Van Tol, A., Roschger, A., Repp, F., Chen, J., Roschger, P., Berzlanovich, A., et al. (2020). Network architecture strongly influences the fluid flow pattern through the lacunocanalicular network in human osteons. Biomechanics and Modeling in Mechanobiology, 19(3), 823-840. doi:10.1007/s10237-019-01250-1.


Cite as: http://hdl.handle.net/21.11116/0000-0005-48F7-4
Abstract
A popular hypothesis explains the mechanosensitivity of bone due to osteocytes sensing the load-induced flow of interstitial fluid squeezed through the lacunocanalicular network (LCN).However, the way in which the intricate structure of the LCN influences fluid flow through the network is largely unexplored.

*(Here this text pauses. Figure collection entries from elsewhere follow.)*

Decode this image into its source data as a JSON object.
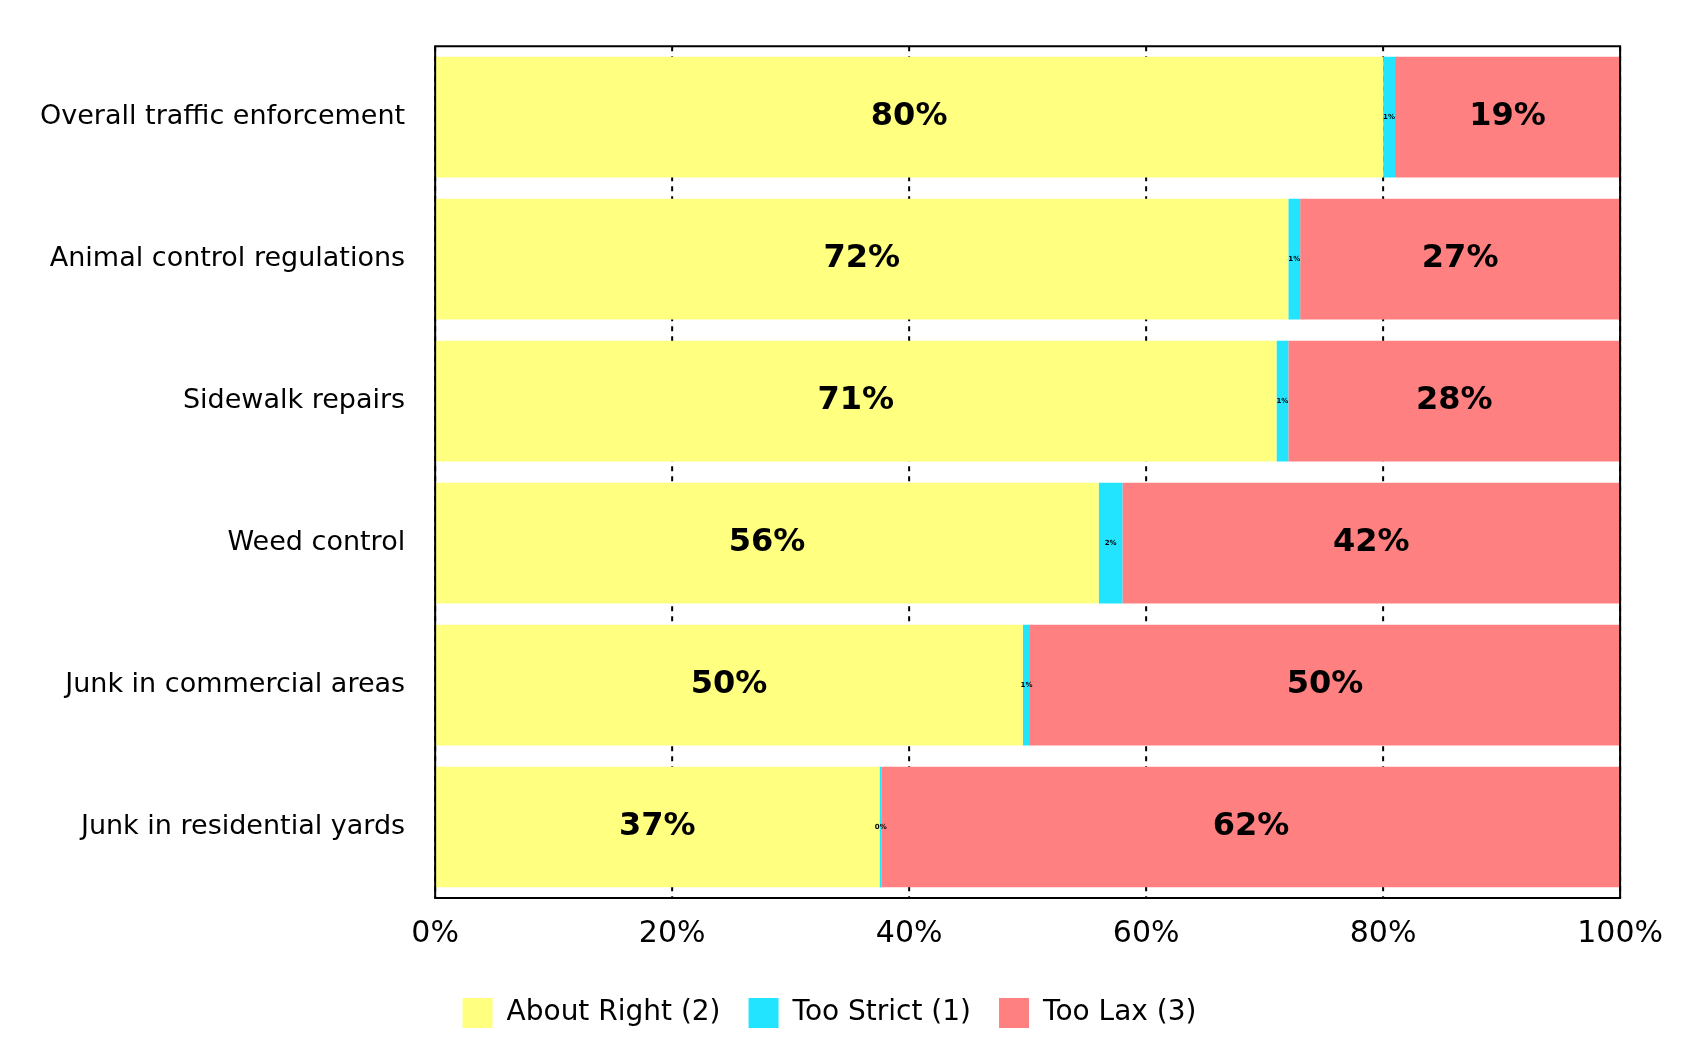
{
  "chart_data": {
    "type": "bar",
    "orientation": "horizontal",
    "stacked": true,
    "categories": [
      "Overall traffic enforcement",
      "Animal control regulations",
      "Sidewalk repairs",
      "Weed control",
      "Junk in commercial areas",
      "Junk in residential yards"
    ],
    "series": [
      {
        "name": "About Right (2)",
        "color": "#ffff80",
        "values": [
          80,
          72,
          71,
          56,
          49.6,
          37.5
        ],
        "value_labels": [
          "80%",
          "72%",
          "71%",
          "56%",
          "50%",
          "37%"
        ]
      },
      {
        "name": "Too Strict (1)",
        "color": "#22e4ff",
        "values": [
          1,
          1,
          1,
          2,
          0.6,
          0.2
        ],
        "value_labels": [
          "1%",
          "1%",
          "1%",
          "2%",
          "1%",
          "0%"
        ]
      },
      {
        "name": "Too Lax (3)",
        "color": "#ff8080",
        "values": [
          19,
          27,
          28,
          42,
          49.8,
          62.3
        ],
        "value_labels": [
          "19%",
          "27%",
          "28%",
          "42%",
          "50%",
          "62%"
        ]
      }
    ],
    "xlim": [
      0,
      100
    ],
    "xticks": [
      {
        "value": 0,
        "label": "0%"
      },
      {
        "value": 20,
        "label": "20%"
      },
      {
        "value": 40,
        "label": "40%"
      },
      {
        "value": 60,
        "label": "60%"
      },
      {
        "value": 80,
        "label": "80%"
      },
      {
        "value": 100,
        "label": "100%"
      }
    ],
    "grid": "x",
    "legend": "bottom"
  }
}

We therefore aimed to quantify fluid flow through real LCNs from human osteons using a combination of experimental and computational techniques. Bone samples were stained with rhodamine to image the LCN with 3D confocal microscopy. Image analysis was then performed to convert image stacks into mathematical network structures, in order to estimate the intrinsic permeability of the osteons as well as the load-induced fluid flow using hydraulic circuit theory. Fluid flow was studied in both ordinary osteons with a rather homogeneous LCN as well as a frequent subtype of osteons—so-called osteon-in-osteons—which are characterized by a ring-like zone of low network connectivity between the inner and the outer parts of these osteons. We analyzed 8 ordinary osteons and 9 osteon-in-osteons from the femur midshaft of a 57-year-old woman without any known disease. While the intrinsic permeability was 2.7 times smaller in osteon-in-osteons compared to ordinary osteons, the load-induced fluid velocity was 2.3 times higher. This increased fluid velocity in osteon-in-osteons can be explained by the longer path length, needed to cross the osteon from the cement line to the Haversian canal, including more fluid-filled lacunae and canaliculi. This explanation was corroborated by the observation that a purely structural parameter—the mean path length to the Haversian canal—is an excellent predictor for the average fluid flow velocity. We conclude that osteon-in-osteons may be particularly significant contributors to the mechanosensitivity of cortical bone, due to the higher fluid flow in this type of osteons.